Enzymes

Question 1

Define Co-factor

Answer 1

Non-protein component needed for activity

Question 2

Define Coenzyme

Answer 2

Complex organic molecule, usually formed from vitamins

Question 3

Define Prosthetic Group

Answer 3

Cofactor covalently bound to the enzyme or very tightly associated with the enzyme

Question 4

Define Apoenzyme

Answer 4

The protein component of an enzyme-containing a prosthetic group

Question 5

Discuss the ways in which enzymes catalyze reactions

Answer 5

Enzymes

• Increase rates of spontaneous reactions
• Lower the activation energy of biochemical reactions
• Accelerate movement toward reaction equilibria

Question 6

Describe how the rate of an enzyme-catalyzed reaction may vary with changes in the concentration of the enzyme and of the substrate.

Answer 6

The y axis is the initial velocity V0 (microM/min)
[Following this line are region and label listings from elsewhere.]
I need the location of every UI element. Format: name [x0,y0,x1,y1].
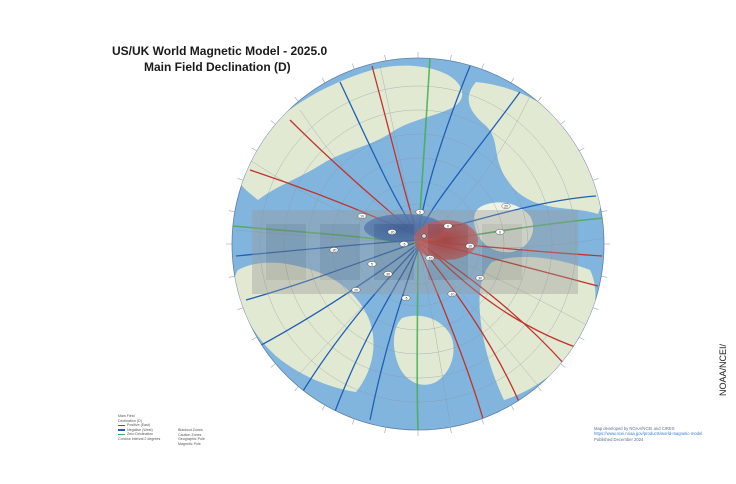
land-greenland [474,202,534,253]
svg-text:30: 30 [386,272,390,276]
longitude-tick [321,404,326,411]
legend-item: Magnetic Pole [178,441,201,446]
longitude-tick [251,147,258,152]
legend-item: Declination (D) [118,418,142,423]
credits-line: Map developed by NOAA/NCEI and CIRES [594,426,675,431]
legend-item: Caution Zones [178,432,202,437]
contour-label: -20 [329,247,339,253]
longitude-tick [537,386,542,392]
longitude-tick [481,418,484,425]
watermark [252,210,578,294]
legend-item: Negative (West) [118,428,268,433]
longitude-tick [352,418,355,425]
longitude-tick [481,63,484,70]
longitude-tick [450,427,452,434]
longitude-tick [450,54,452,61]
longitude-tick [510,77,515,84]
longitude-tick [601,210,608,212]
contour-label: 5 [367,261,377,267]
longitude-tick [270,363,276,368]
longitude-tick [578,147,585,152]
longitude-tick [537,96,542,102]
side-attribution: NOAA/NCEI/ [718,343,728,396]
contour-label: 30 [383,271,393,277]
magnetic-pole-marker [421,233,427,239]
contour-label: 10 [357,213,367,219]
longitude-tick [294,96,299,102]
longitude-tick [228,210,235,212]
svg-text:-5: -5 [402,242,405,246]
svg-text:10: 10 [468,244,472,248]
contour-labels: -5 -10 -20 0 5 10 20 30 -5 -10 -20 0 5 10 20 30 [329,203,511,301]
longitude-tick [384,427,386,434]
svg-text:0: 0 [499,230,501,234]
svg-text:0: 0 [447,224,449,228]
longitude-tick [270,120,276,125]
contour-label: 0 [495,229,505,235]
contour-label: 20 [351,287,361,293]
contour-label: -20 [387,229,397,235]
longitude-tick [294,386,299,392]
longitude-tick [510,404,515,411]
longitude-tick [592,307,599,310]
svg-text:10: 10 [360,214,364,218]
legend-item: Geographic Pole [178,437,205,442]
map-legend: Main Field Declination (D) Positive (Eas… [118,414,268,446]
longitude-tick [560,120,566,125]
contour-label: 0 [443,223,453,229]
longitude-tick [592,178,599,181]
blackout-zone-positive [414,220,478,260]
longitude-tick [601,276,608,278]
svg-text:-20: -20 [390,230,395,234]
land-siberia-lower [234,262,374,392]
longitude-tick [560,363,566,368]
longitude-ticks [226,52,610,436]
svg-text:20: 20 [354,288,358,292]
svg-text:-5: -5 [404,296,407,300]
legend-item: Blackout Zones [178,428,203,432]
svg-text:5: 5 [371,262,373,266]
contour-label: -10 [447,291,457,297]
svg-text:-10: -10 [428,256,433,260]
land-alaska [393,315,454,385]
longitude-tick [237,178,244,181]
legend-item: Positive (East) [118,423,268,428]
svg-text:20: 20 [504,204,508,208]
land-europe-asia [235,65,463,201]
svg-text:-20: -20 [332,248,337,252]
map-credits: Map developed by NOAA/NCEI and CIRES htt… [594,426,734,442]
longitude-tick [384,54,386,61]
longitude-tick [237,307,244,310]
longitude-tick [352,63,355,70]
land-canada-lower [479,256,596,400]
contour-label: 10 [465,243,475,249]
svg-text:-10: -10 [450,292,455,296]
svg-text:5: 5 [419,210,421,214]
credits-link[interactable]: https://www.ncei.noaa.gov/products/world… [594,431,703,437]
contour-label: 20 [501,203,511,209]
legend-item: Contour interval 2 degrees [118,436,161,441]
longitude-tick [578,336,585,341]
longitude-tick [321,77,326,84]
contour-label: 5 [415,209,425,215]
longitude-tick [228,276,235,278]
contour-label: -10 [425,255,435,261]
legend-item: Main Field [118,414,135,418]
contour-label: -5 [399,241,409,247]
legend-item: Zero Declination [118,432,268,437]
svg-text:30: 30 [478,276,482,280]
longitude-tick [251,336,258,341]
credits-date: Published December 2024 [594,436,644,442]
contour-label: 30 [475,275,485,281]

The X-axis is the substrate concentration, (S) (mM)

1/2 Vmax = Km

Vmax is where substrate concentration is used up. Levels off.

Question 7

Define the ‘Michaelis Constant’, describe how it may be experimentally estimated, and describe what knowledge of the constant may allow being deduced about the nature of the catalyzed reaction.

Answer 7

Km=1/2 Vmax= k1 +k2/k1

Larger Km values indicate a less stable ES complex

Lower Km values indicate a more stable ES complex

Therefore, it tells us about the affinity of the enzyme for the substrate.

Question 8

Describe Competitive inhibition

Answer 8

These inhibitors bind to enzymes in the same way that the intended substrate does. They bind non-covalently and tend to resemble the proper substrate.

This leads to an increase in Km as the affinity for the proper substrate decreases. However, increasing the concentration of the substrate can displace the competitor and Vmax can still be achieved.

Question 9

Describe Non-competitive inhibition

Answer 9

These inhibitors also bind non-covalently, but instead, bind to a site other than the active site of the enzyme. The enzyme can still bind to the active site and so Km is unchanged, however, the inhibitor cannot be displaced by increasing the concentration of the substrate, so Vmax will decrease.

Question 10

Describe the operation of allosterically-regulated and covalently modified enzymes.

Answer 10

Metabolites can bind to allosteric sites on some enzymes to act as inhibitors or activators. This is an example of non-competitive inhibition.

2 models explain almost all allosteric enzyme kinetics.

Concerted Model

• Each subunit can exist in 2 different conformations.
• One will have a low Km, the other will have a high Km
• With no substrate, the enzyme flips between conformations
• All units must be in the same conformation (i.e in concert)
• When 1 substrate binds, it holds the enzyme in the open conformation
• This increases affinity and explains the sigmoid curve

Sequential Model

• No flipping between different conformation states
• The binding causes a conformational change in 1 subunit
• This causes a change in another subunit, making further binding easier
• Like the first model, binding sensitizes the enzyme to more substrate.